In the September 2012 OOG competition, CIHR approved 485 grants out of 1,610 proposals that it deemed “fundable” after peer review.  That leaves 1,125 fundable but unfunded research projects.  Since they have already been positively evaluated by CIHR reviewers, why not allow these applicants to try to raise the necessary funds from public contributions using a CIHR-certified crowdfunding campaign?

Academic research into crowdfunding has found that “project quality” is one of the key determinants of success for crowdfunding campaigns.  But as Pieter Droppert has pointed out, potential donors may find it particularly difficult to gauge the quality and likely impact of a proposed scientific research project, and may therefore be reluctant to contribute to it.  This is true even of practicing scientists, since a climatologist may find it just as difficult to evaluate a molecular biology project as a typical member of the educated lay public.

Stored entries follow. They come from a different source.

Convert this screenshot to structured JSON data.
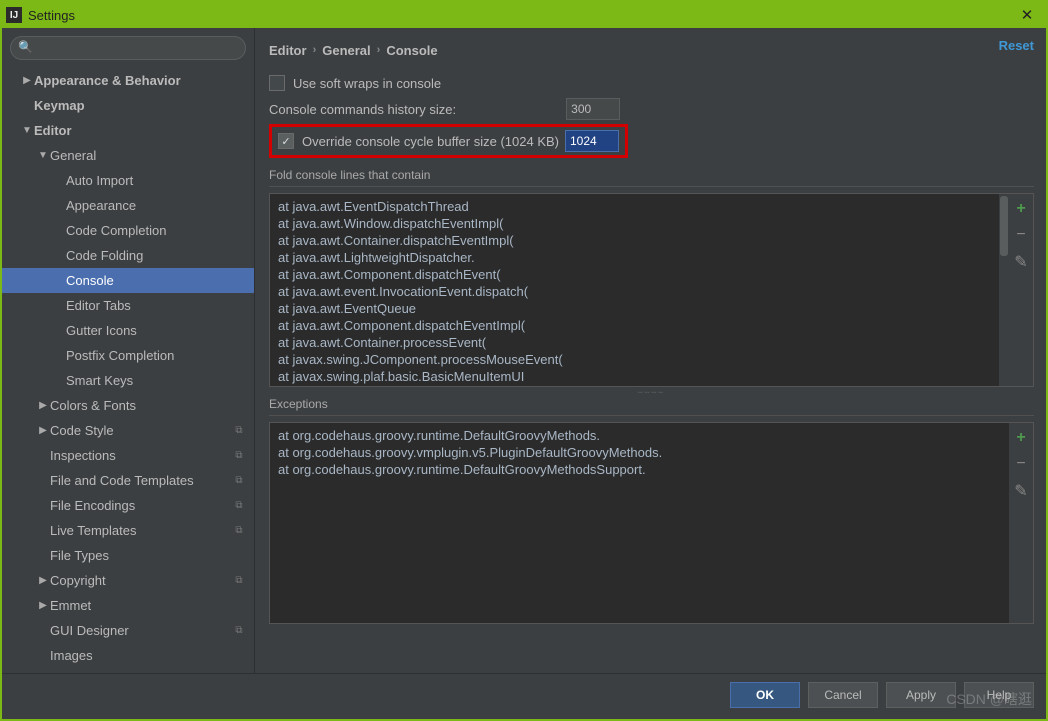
{
  "window": {
    "title": "Settings"
  },
  "sidebar": {
    "search_placeholder": "",
    "items": [
      {
        "label": "Appearance & Behavior",
        "indent": 0,
        "arrow": "▶",
        "bold": true
      },
      {
        "label": "Keymap",
        "indent": 0,
        "arrow": "",
        "bold": true
      },
      {
        "label": "Editor",
        "indent": 0,
        "arrow": "▼",
        "bold": true
      },
      {
        "label": "General",
        "indent": 1,
        "arrow": "▼",
        "bold": false
      },
      {
        "label": "Auto Import",
        "indent": 2,
        "arrow": "",
        "bold": false
      },
      {
        "label": "Appearance",
        "indent": 2,
        "arrow": "",
        "bold": false
      },
      {
        "label": "Code Completion",
        "indent": 2,
        "arrow": "",
        "bold": false
      },
      {
        "label": "Code Folding",
        "indent": 2,
        "arrow": "",
        "bold": false
      },
      {
        "label": "Console",
        "indent": 2,
        "arrow": "",
        "bold": false,
        "selected": true
      },
      {
        "label": "Editor Tabs",
        "indent": 2,
        "arrow": "",
        "bold": false
      },
      {
        "label": "Gutter Icons",
        "indent": 2,
        "arrow": "",
        "bold": false
      },
      {
        "label": "Postfix Completion",
        "indent": 2,
        "arrow": "",
        "bold": false
      },
      {
        "label": "Smart Keys",
        "indent": 2,
        "arrow": "",
        "bold": false
      },
      {
        "label": "Colors & Fonts",
        "indent": 1,
        "arrow": "▶",
        "bold": false
      },
      {
        "label": "Code Style",
        "indent": 1,
        "arrow": "▶",
        "bold": false,
        "badge": true
      },
      {
        "label": "Inspections",
        "indent": 1,
        "arrow": "",
        "bold": false,
        "badge": true
      },
      {
        "label": "File and Code Templates",
        "indent": 1,
        "arrow": "",
        "bold": false,
        "badge": true
      },
      {
        "label": "File Encodings",
        "indent": 1,
        "arrow": "",
        "bold": false,
        "badge": true
      },
      {
        "label": "Live Templates",
        "indent": 1,
        "arrow": "",
        "bold": false,
        "badge": true
      },
      {
        "label": "File Types",
        "indent": 1,
        "arrow": "",
        "bold": false
      },
      {
        "label": "Copyright",
        "indent": 1,
        "arrow": "▶",
        "bold": false,
        "badge": true
      },
      {
        "label": "Emmet",
        "indent": 1,
        "arrow": "▶",
        "bold": false
      },
      {
        "label": "GUI Designer",
        "indent": 1,
        "arrow": "",
        "bold": false,
        "badge": true
      },
      {
        "label": "Images",
        "indent": 1,
        "arrow": "",
        "bold": false
      }
    ]
  },
  "breadcrumb": [
    "Editor",
    "General",
    "Console"
  ],
  "reset_label": "Reset",
  "options": {
    "soft_wrap": {
      "label": "Use soft wraps in console",
      "checked": false
    },
    "history_size": {
      "label": "Console commands history size:",
      "value": "300"
    },
    "override_buffer": {
      "label": "Override console cycle buffer size (1024 KB)",
      "checked": true,
      "value": "1024"
    }
  },
  "fold_section": {
    "label": "Fold console lines that contain"
  },
  "fold_lines": "at java.awt.EventDispatchThread\nat java.awt.Window.dispatchEventImpl(\nat java.awt.Container.dispatchEventImpl(\nat java.awt.LightweightDispatcher.\nat java.awt.Component.dispatchEvent(\nat java.awt.event.InvocationEvent.dispatch(\nat java.awt.EventQueue\nat java.awt.Component.dispatchEventImpl(\nat java.awt.Container.processEvent(\nat javax.swing.JComponent.processMouseEvent(\nat javax.swing.plaf.basic.BasicMenuItemUI",
  "exceptions_section": {
    "label": "Exceptions"
  },
  "exceptions_lines": "at org.codehaus.groovy.runtime.DefaultGroovyMethods.\nat org.codehaus.groovy.vmplugin.v5.PluginDefaultGroovyMethods.\nat org.codehaus.groovy.runtime.DefaultGroovyMethodsSupport.",
  "buttons": {
    "ok": "OK",
    "cancel": "Cancel",
    "apply": "Apply",
    "help": "Help"
  },
  "watermark": "CSDN @瞎逛"
}
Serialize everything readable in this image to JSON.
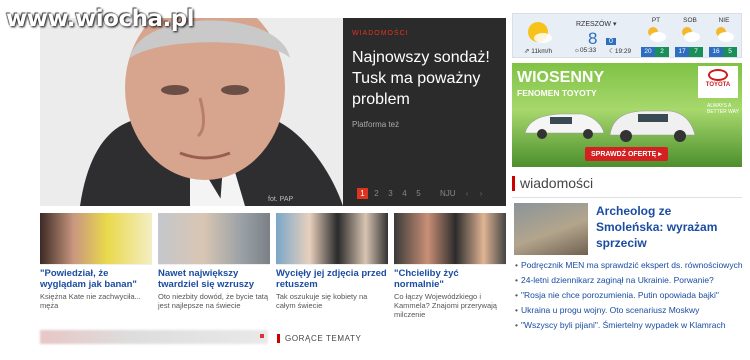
{
  "watermark": "www.wiocha.pl",
  "hero": {
    "category": "WIADOMOŚCI",
    "title": "Najnowszy sondaż! Tusk ma poważny problem",
    "subtitle": "Platforma też",
    "credit": "fot. PAP",
    "pages": [
      "1",
      "2",
      "3",
      "4",
      "5"
    ],
    "next_label": "NJU",
    "prev_arrow": "‹",
    "next_arrow": "›"
  },
  "thumbs": [
    {
      "title": "\"Powiedział, że wyglądam jak banan\"",
      "desc": "Księżna Kate nie zachwyciła... męża"
    },
    {
      "title": "Nawet największy twardziel się wzruszy",
      "desc": "Oto niezbity dowód, że bycie tatą jest najlepsze na świecie"
    },
    {
      "title": "Wycięły jej zdjęcia przed retuszem",
      "desc": "Tak oszukuje się kobiety na całym świecie"
    },
    {
      "title": "\"Chcieliby żyć normalnie\"",
      "desc": "Co łączy Wojewódzkiego i Kammela? Znajomi przerywają milczenie"
    }
  ],
  "hot_topics": "GORĄCE TEMATY",
  "weather": {
    "city": "RZESZÓW ▾",
    "temp": "8",
    "badge": "0",
    "wind": "11km/h",
    "sunrise": "05:33",
    "sunset": "19:29",
    "days": [
      {
        "name": "PT",
        "temp": "20"
      },
      {
        "name": "SOB",
        "temp": "17"
      },
      {
        "name": "NIE",
        "temp": "16"
      }
    ],
    "day_lows": [
      "2",
      "7",
      "5"
    ]
  },
  "ad": {
    "title": "WIOSENNY",
    "subtitle": "FENOMEN TOYOTY",
    "brand": "TOYOTA",
    "tagline": "ALWAYS A BETTER WAY",
    "button": "SPRAWDŹ OFERTĘ ▸"
  },
  "news": {
    "heading": "wiadomości",
    "lead_title": "Archeolog ze Smoleńska: wyrażam sprzeciw",
    "items": [
      "Podręcznik MEN ma sprawdzić ekspert ds. równościowych",
      "24-letni dziennikarz zaginął na Ukrainie. Porwanie?",
      "\"Rosja nie chce porozumienia. Putin opowiada bajki\"",
      "Ukraina u progu wojny. Oto scenariusz Moskwy",
      "\"Wszyscy byli pijani\". Śmiertelny wypadek w Klamrach"
    ]
  },
  "colors": {
    "accent": "#e0331f",
    "link": "#1a4ca1",
    "panel": "#2b2b2b",
    "weather_blue": "#2d6ec0"
  }
}
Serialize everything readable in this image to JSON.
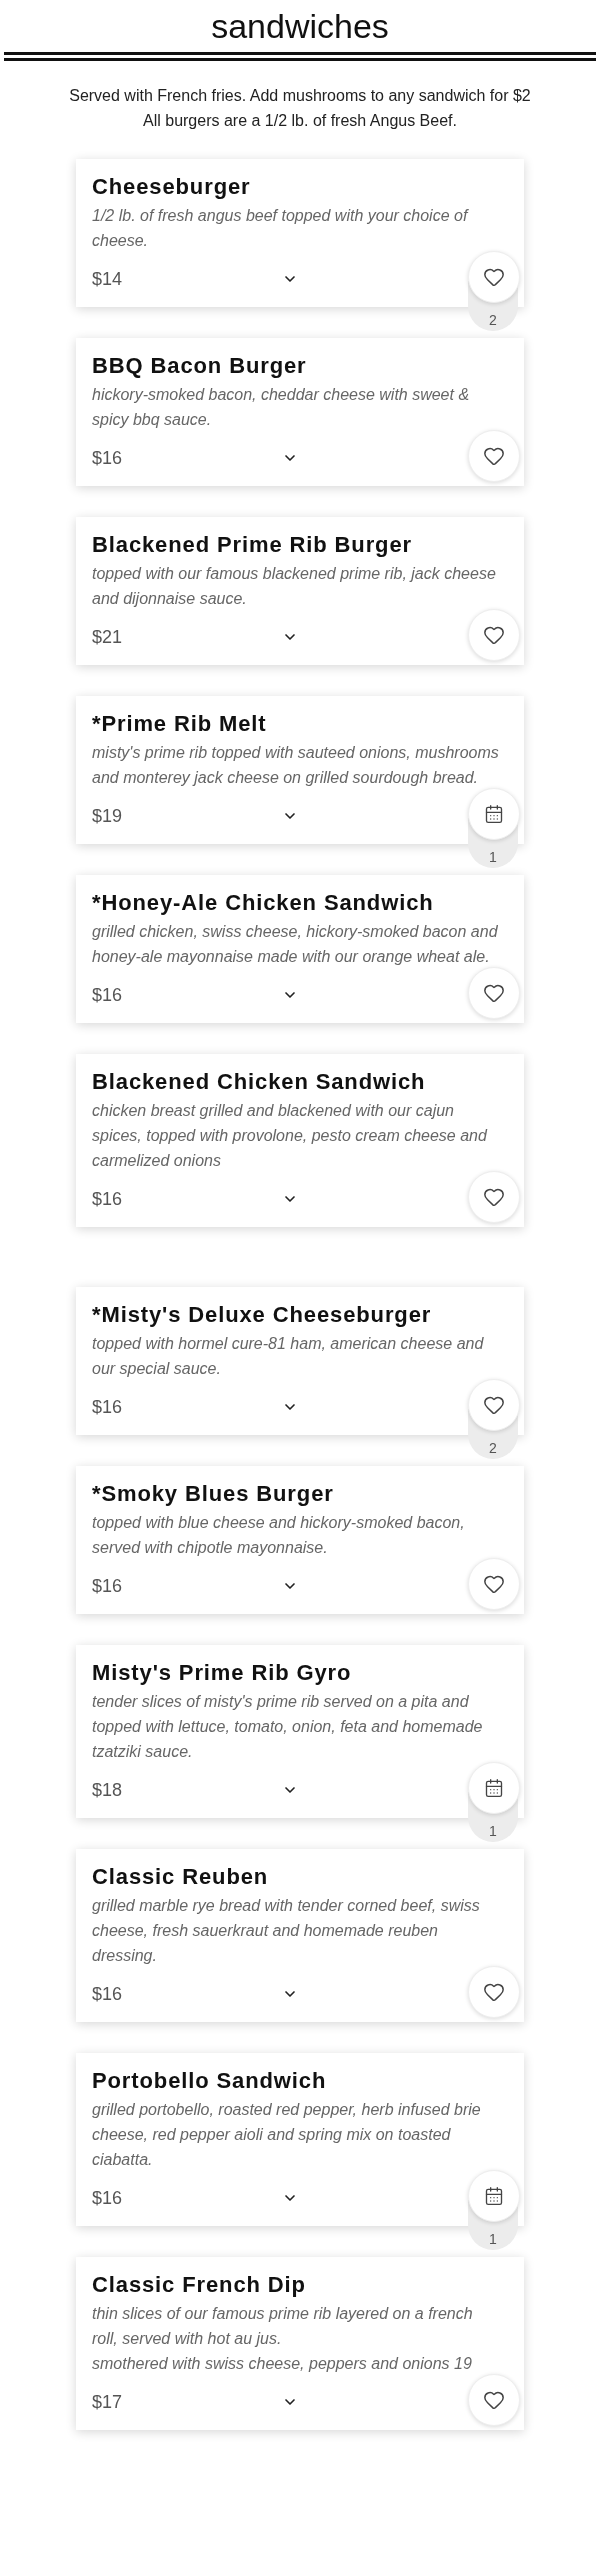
{
  "heading": "sandwiches",
  "intro": [
    "Served with French fries. Add mushrooms to any sandwich for $2",
    "All burgers are a 1/2 lb. of fresh Angus Beef."
  ],
  "groups": [
    [
      {
        "name": "Cheeseburger",
        "description": "1/2 lb. of fresh angus beef topped with your choice of cheese.",
        "price": "$14",
        "action": {
          "kind": "heart",
          "count": "2"
        }
      },
      {
        "name": "BBQ Bacon Burger",
        "description": "hickory-smoked bacon, cheddar cheese with sweet & spicy bbq sauce.",
        "price": "$16",
        "action": {
          "kind": "heart"
        }
      },
      {
        "name": "Blackened Prime Rib Burger",
        "description": "topped with our famous blackened prime rib, jack cheese and dijonnaise sauce.",
        "price": "$21",
        "action": {
          "kind": "heart"
        }
      },
      {
        "name": "*Prime Rib Melt",
        "description": "misty's prime rib topped with sauteed onions, mushrooms and monterey jack cheese on grilled sourdough bread.",
        "price": "$19",
        "action": {
          "kind": "calendar",
          "count": "1"
        }
      },
      {
        "name": "*Honey-Ale Chicken Sandwich",
        "description": "grilled chicken, swiss cheese, hickory-smoked bacon and honey-ale mayonnaise made with our orange wheat ale.",
        "price": "$16",
        "action": {
          "kind": "heart"
        }
      },
      {
        "name": "Blackened Chicken Sandwich",
        "description": "chicken breast grilled and blackened with our cajun spices, topped with provolone, pesto cream cheese and carmelized onions",
        "price": "$16",
        "action": {
          "kind": "heart"
        }
      }
    ],
    [
      {
        "name": "*Misty's Deluxe Cheeseburger",
        "description": "topped with hormel cure-81 ham, american cheese and our special sauce.",
        "price": "$16",
        "action": {
          "kind": "heart",
          "count": "2"
        }
      },
      {
        "name": "*Smoky Blues Burger",
        "description": "topped with blue cheese and hickory-smoked bacon, served with chipotle mayonnaise.",
        "price": "$16",
        "action": {
          "kind": "heart"
        }
      },
      {
        "name": "Misty's Prime Rib Gyro",
        "description": "tender slices of misty's prime rib served on a pita and topped with lettuce, tomato, onion, feta and homemade tzatziki sauce.",
        "price": "$18",
        "action": {
          "kind": "calendar",
          "count": "1"
        }
      },
      {
        "name": "Classic Reuben",
        "description": "grilled marble rye bread with tender corned beef, swiss cheese, fresh sauerkraut and homemade reuben dressing.",
        "price": "$16",
        "action": {
          "kind": "heart"
        }
      },
      {
        "name": "Portobello Sandwich",
        "description": "grilled portobello, roasted red pepper, herb infused brie cheese, red pepper aioli and spring mix on toasted ciabatta.",
        "price": "$16",
        "action": {
          "kind": "calendar",
          "count": "1"
        }
      },
      {
        "name": "Classic French Dip",
        "description": "thin slices of our famous prime rib layered on a french roll, served with hot au jus.\nsmothered with swiss cheese, peppers and onions 19",
        "price": "$17",
        "action": {
          "kind": "heart"
        }
      }
    ]
  ]
}
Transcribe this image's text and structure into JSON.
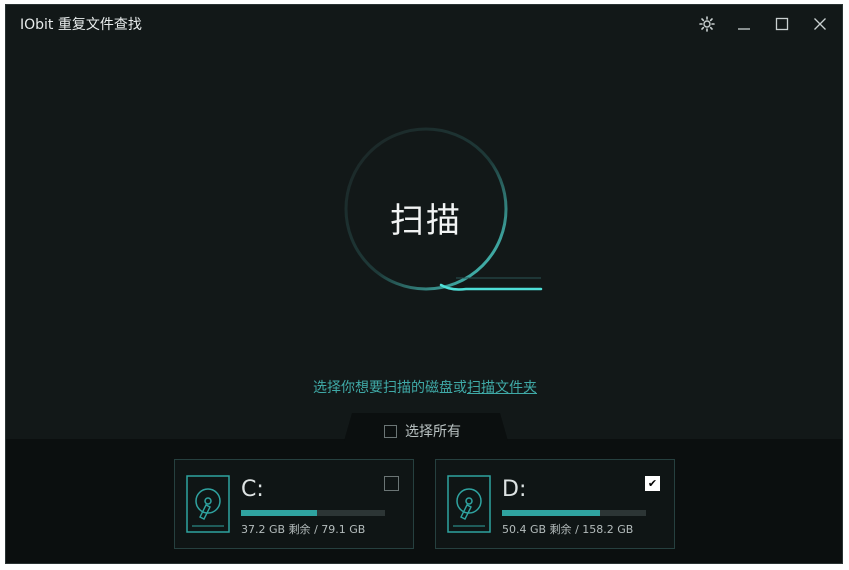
{
  "window": {
    "title": "IObit 重复文件查找"
  },
  "titlebar": {
    "icons": [
      "gear-icon",
      "minimize-icon",
      "maximize-icon",
      "close-icon"
    ]
  },
  "scan": {
    "label": "扫描"
  },
  "hint": {
    "prefix": "选择你想要扫描的磁盘或",
    "link": "扫描文件夹"
  },
  "select_all": {
    "label": "选择所有",
    "checked": false
  },
  "drives": [
    {
      "letter": "C:",
      "free": "37.2 GB",
      "free_word": "剩余",
      "separator": "/",
      "total": "79.1 GB",
      "used_fraction": 0.53,
      "checked": false
    },
    {
      "letter": "D:",
      "free": "50.4 GB",
      "free_word": "剩余",
      "separator": "/",
      "total": "158.2 GB",
      "used_fraction": 0.68,
      "checked": true
    }
  ],
  "colors": {
    "accent": "#3fcfc8",
    "link": "#3fa9a6",
    "background": "#121818",
    "bar": "#2fa3a0"
  }
}
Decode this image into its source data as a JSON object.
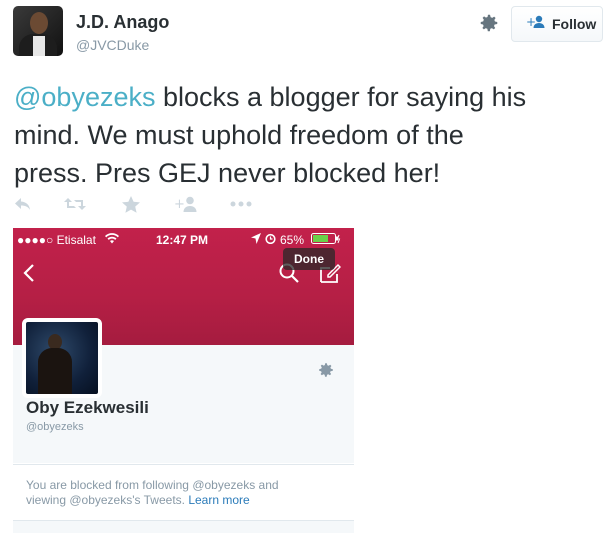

CIHR and other funding bodies could go a long way to solving this problem by providing some kind of official certification of an OOG proposal’s reviewer ratings on either an in-house crowdfunding website or on a third-party portal.  This would give members of the public who are interested in financially supporting Canadian science an easy way of picking worthy projects.  It would also allow CIHR to recoup some of the costs of reviewing so many excellent but ultimately unfunded proposals.

According to CIHR’s own estimates, processing each OOG proposal costs about $3,100 in administrative and peer review expenses (and this is in addition to the $10,900 and 169 hours spent by applicants to prepare an application).  That works out to about $3.5 million spent on evaluating fundable projects that did not ultimately receive funding, in just one competition.  A CIHR-certified crowdfunding portal could help to recoup a significant portion of these sunk costs (not to mention the approximately $12 million spent by fundable but unfunded applicants in preparing their applications).  Even assuming a $50,000 or $100,000 investment in getting a pilot crowdfunding system up and running, the potential payoff is enormous.  Cancer Research UK has taken a similar approach for several years now, with several projects raising over 100,000 pounds (though their system aims to raise additional resources for already-funded researchers).  CIHR could create its own crowdfunding website or partner with independent crowdfunding portals to provide a “certification” option for submitted projects.  Either way, it’s definitely time for Canada’s funding bodies to jump on the crowdfunding express.